Verwenden Sie ein Multimeter, um den Durchlasswiderstand der Diode und damit jedes Gangs zu messen
Das Digitalmultimeter misst den Widerstandswert, wandelt das analoge Signal mithilfe eines A/D-Wandlerchips in ein digitales Signal um und zeigt dann das Ergebnis an. Durch die Auslenkung des Magnetkopfes wird der Wert auf dem Zeigermultimeter angezeigt. Der Widerstandsdateitest der Diode ergab keine Widerstandswerte in Vorwärts- und Rückwärtsrichtung, der Zeiger-Multimeter-Test derselben Diode ergab jedoch Widerstand in Vorwärtsrichtung, hauptsächlich aus folgenden Gründen:
Diodenmessungen in Leiterplatten
Zunächst einmal ist die Ausgangsspannung des Widerstandsgetriebes bei einem Zeigermultimeter anders als bei einem Digitalmultimeter.
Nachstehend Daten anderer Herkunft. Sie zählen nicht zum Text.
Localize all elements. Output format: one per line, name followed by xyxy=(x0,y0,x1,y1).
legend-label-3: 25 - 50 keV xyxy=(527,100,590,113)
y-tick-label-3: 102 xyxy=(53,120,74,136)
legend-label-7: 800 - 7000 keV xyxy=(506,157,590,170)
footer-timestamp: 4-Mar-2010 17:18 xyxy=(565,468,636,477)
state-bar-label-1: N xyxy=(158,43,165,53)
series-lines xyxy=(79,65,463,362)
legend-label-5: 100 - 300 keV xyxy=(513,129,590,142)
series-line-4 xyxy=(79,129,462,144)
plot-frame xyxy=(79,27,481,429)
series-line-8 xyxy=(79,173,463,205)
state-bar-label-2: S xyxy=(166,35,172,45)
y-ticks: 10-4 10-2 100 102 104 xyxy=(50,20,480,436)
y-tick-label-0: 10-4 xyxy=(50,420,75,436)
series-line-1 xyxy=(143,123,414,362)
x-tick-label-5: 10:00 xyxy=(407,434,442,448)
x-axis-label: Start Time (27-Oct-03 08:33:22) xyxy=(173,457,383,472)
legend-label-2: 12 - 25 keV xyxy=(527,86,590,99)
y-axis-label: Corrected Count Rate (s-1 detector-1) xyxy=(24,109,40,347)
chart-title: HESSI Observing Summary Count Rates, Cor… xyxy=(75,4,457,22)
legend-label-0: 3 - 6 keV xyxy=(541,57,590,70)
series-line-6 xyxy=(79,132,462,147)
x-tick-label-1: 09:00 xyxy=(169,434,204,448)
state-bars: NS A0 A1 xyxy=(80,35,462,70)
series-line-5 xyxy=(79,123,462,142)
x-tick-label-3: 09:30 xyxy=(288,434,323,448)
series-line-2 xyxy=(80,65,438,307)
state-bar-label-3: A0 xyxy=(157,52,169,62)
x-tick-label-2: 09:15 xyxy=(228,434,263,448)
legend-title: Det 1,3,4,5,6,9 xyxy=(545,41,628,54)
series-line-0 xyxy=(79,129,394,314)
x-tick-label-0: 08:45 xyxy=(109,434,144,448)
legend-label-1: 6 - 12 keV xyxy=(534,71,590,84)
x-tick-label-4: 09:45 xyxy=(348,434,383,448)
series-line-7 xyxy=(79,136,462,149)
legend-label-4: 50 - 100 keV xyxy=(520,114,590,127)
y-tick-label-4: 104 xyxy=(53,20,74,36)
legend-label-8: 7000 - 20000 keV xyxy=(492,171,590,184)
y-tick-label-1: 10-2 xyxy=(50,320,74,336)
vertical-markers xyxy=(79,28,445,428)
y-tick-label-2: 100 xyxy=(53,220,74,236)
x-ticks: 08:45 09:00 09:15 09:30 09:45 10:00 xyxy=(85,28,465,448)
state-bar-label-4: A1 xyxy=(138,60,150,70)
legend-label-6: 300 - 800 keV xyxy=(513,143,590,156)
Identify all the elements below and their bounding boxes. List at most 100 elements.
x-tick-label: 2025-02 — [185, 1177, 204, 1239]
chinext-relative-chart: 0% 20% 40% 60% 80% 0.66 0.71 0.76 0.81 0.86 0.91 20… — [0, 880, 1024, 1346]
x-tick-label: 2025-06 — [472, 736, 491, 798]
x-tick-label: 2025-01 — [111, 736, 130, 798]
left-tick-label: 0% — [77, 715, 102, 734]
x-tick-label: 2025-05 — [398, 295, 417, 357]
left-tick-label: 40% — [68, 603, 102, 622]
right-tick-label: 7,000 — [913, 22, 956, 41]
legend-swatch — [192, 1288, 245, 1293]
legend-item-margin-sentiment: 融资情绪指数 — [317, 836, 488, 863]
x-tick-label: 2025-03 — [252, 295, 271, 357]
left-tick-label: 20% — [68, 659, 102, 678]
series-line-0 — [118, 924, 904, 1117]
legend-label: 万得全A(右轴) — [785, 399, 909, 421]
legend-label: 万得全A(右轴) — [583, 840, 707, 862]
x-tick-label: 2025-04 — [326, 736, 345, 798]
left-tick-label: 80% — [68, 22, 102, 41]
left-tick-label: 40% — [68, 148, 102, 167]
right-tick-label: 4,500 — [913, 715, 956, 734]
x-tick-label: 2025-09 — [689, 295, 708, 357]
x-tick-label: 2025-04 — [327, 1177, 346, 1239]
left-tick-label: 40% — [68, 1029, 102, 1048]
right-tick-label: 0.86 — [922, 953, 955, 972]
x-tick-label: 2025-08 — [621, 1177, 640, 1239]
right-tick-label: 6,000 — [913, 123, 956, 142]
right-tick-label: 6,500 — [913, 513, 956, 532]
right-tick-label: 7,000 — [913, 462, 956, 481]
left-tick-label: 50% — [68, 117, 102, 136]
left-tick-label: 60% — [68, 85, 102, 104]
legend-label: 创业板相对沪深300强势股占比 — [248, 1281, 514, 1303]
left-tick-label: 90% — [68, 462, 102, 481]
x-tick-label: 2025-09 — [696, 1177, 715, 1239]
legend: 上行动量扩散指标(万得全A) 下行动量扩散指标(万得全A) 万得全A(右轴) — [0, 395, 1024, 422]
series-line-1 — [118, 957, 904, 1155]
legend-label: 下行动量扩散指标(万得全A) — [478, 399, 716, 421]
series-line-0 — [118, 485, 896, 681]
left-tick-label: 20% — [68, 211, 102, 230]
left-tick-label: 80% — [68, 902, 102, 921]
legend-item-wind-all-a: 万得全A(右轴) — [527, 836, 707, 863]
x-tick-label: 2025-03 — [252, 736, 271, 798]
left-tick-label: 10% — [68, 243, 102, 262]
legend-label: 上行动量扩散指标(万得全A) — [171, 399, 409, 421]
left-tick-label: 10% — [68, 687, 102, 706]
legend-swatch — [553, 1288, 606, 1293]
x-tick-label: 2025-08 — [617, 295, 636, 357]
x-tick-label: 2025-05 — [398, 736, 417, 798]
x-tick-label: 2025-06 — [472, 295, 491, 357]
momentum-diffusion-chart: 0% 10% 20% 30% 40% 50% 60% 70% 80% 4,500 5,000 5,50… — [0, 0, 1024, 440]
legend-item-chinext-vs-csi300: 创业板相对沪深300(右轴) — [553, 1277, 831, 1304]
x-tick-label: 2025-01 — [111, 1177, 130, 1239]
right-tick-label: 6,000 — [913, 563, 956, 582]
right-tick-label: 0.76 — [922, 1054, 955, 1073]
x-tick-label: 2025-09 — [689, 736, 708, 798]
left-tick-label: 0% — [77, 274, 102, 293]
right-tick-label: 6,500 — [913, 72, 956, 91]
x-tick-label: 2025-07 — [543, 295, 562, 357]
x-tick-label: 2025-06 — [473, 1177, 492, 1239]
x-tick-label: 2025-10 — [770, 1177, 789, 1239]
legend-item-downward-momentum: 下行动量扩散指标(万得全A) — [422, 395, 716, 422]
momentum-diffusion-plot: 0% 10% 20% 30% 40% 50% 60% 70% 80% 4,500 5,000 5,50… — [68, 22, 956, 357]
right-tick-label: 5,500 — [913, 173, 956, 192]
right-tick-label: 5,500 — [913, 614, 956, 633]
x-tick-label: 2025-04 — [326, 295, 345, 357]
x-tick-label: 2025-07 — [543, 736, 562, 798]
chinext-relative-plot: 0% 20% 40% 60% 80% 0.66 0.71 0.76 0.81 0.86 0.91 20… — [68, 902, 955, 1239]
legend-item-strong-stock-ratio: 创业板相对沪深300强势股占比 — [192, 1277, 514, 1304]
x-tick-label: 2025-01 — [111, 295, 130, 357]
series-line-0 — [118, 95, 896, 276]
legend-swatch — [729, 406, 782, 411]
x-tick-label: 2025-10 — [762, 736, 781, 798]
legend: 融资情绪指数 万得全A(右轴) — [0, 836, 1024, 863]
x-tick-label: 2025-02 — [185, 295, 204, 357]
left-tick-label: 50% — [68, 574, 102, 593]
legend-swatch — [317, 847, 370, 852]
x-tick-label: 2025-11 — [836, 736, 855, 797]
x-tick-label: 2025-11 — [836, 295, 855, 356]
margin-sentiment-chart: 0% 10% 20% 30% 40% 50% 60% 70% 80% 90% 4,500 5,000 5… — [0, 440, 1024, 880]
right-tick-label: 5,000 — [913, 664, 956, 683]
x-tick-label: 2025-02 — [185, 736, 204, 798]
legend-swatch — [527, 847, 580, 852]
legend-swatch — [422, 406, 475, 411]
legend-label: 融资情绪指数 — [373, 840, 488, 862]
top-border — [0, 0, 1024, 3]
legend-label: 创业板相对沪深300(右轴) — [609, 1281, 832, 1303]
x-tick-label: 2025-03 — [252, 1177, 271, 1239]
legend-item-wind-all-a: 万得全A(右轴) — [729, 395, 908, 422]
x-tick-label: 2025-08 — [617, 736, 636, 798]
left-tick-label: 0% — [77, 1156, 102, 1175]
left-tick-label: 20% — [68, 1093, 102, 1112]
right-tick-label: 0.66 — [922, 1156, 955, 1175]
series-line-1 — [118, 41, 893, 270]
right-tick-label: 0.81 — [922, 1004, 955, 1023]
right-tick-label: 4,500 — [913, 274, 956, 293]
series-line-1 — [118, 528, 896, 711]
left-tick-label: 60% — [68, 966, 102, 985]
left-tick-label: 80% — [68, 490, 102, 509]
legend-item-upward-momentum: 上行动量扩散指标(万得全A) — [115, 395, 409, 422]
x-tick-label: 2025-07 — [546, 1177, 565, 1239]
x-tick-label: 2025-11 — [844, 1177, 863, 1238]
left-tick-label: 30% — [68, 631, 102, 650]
Die maximale Ausgangsspannung des Zeigermultimeters beträgt häufig 9 Volt, während die maximale Ausgangsspannung eines Digitalmultimeters typischerweise 3 Volt beträgt. Sie unterscheiden sich nicht nur in den Ausgangsspannungen, sondern auch in den von uns verwendeten Messgetrieben und in den Ausgangsspannungen selbst. Das Widerstandsgetriebe des Digitalmultimeters hat einen Ausgangsspannungsbereich von 1,0 Volt bis 3,0 Volt. Im Vergleich zu einem Digitalmultimeter ist die Ausgangsspannung des Widerstandsgetriebes bei einem Zeigermultimeter typischerweise höher.
Wenn die Ausgangsspannung größer als der Spannungsabfallwert der Diode ist, kann die Diode eingeschaltet werden. Wenn jedoch der Spannungsabfallwert des Digitalmultimeters kleiner als der Spannungsabfallwert der Diode ist, kann die Diode nicht eingeschaltet werden, was bei der Messung der Diode zu einem unendlichen Vorwärts- und Rückwärtswiderstand führt.
Bei Verwendung eines Digitalmultimeters zur Messung der Qualität einer Diode empfiehlt es sich, den Diodengang auszuwählen. Die Diodenschaltung des Digitalmultimeters arbeitet normalerweise mit 2,6 Volt, was höher ist als der Durchlassspannungsabfallwert der Diode und das Einschalten der Diode in Durchlassrichtung ermöglicht.
Mithilfe der Widerstandsdatei des Digitalmultimeters kann durch Messung des Widerstands festgestellt werden, ob eine Diode leckt. An dieser Stelle sollte die Schlussfolgerung lauten, dass der Widerstandswert bei der Vorwärtsmessung einen Wert hat, wohingegen der Widerstandswert bei der Rückwärtsmessung unendlich ist. Auch das Messergebnis des Zeigermultimeters ist das gleiche. Es ist ein Beweis dafür, dass die Diode möglicherweise in die entgegengesetzte Richtung leckt, wenn die Messung einen Widerstand in der entgegengesetzten Richtung ergab. Um ihn in diesem Fall zu finden, benötigen wir eine spezielle Ausrüstung. Die Verwendung eines Multimeters zur Bestimmung, ob die Diode einen Leckstrom aufweist, ist ungenau. Zweitens gibt es aufgrund der unterschiedlichen Spannungsabfalleigenschaften der Dioden auch Unterschiede zwischen den Ergebnissen der Messung der Dioden mit einem Digitalmultimeter und dem Widerstandsbereich des Zeigermultimeters. Im Gegensatz dazu gibt es einige spezielle Dioden, wie z. B. Hochspannungsdioden haben einen relativ großen Leitungsspannungsabfall von mehr als 0,7 Volt. Da unser Digitalmultimeter eine niedrige Widerstandsspannung hat, die die Diode nicht durchlassen kann, erscheint der Widerstandswert bei der Messung unendlich. Beispielsweise beträgt der typische Spannungsabfallwert von Siliziumröhren und Germaniumröhren 0,3 Volt bis 0,6 Volt.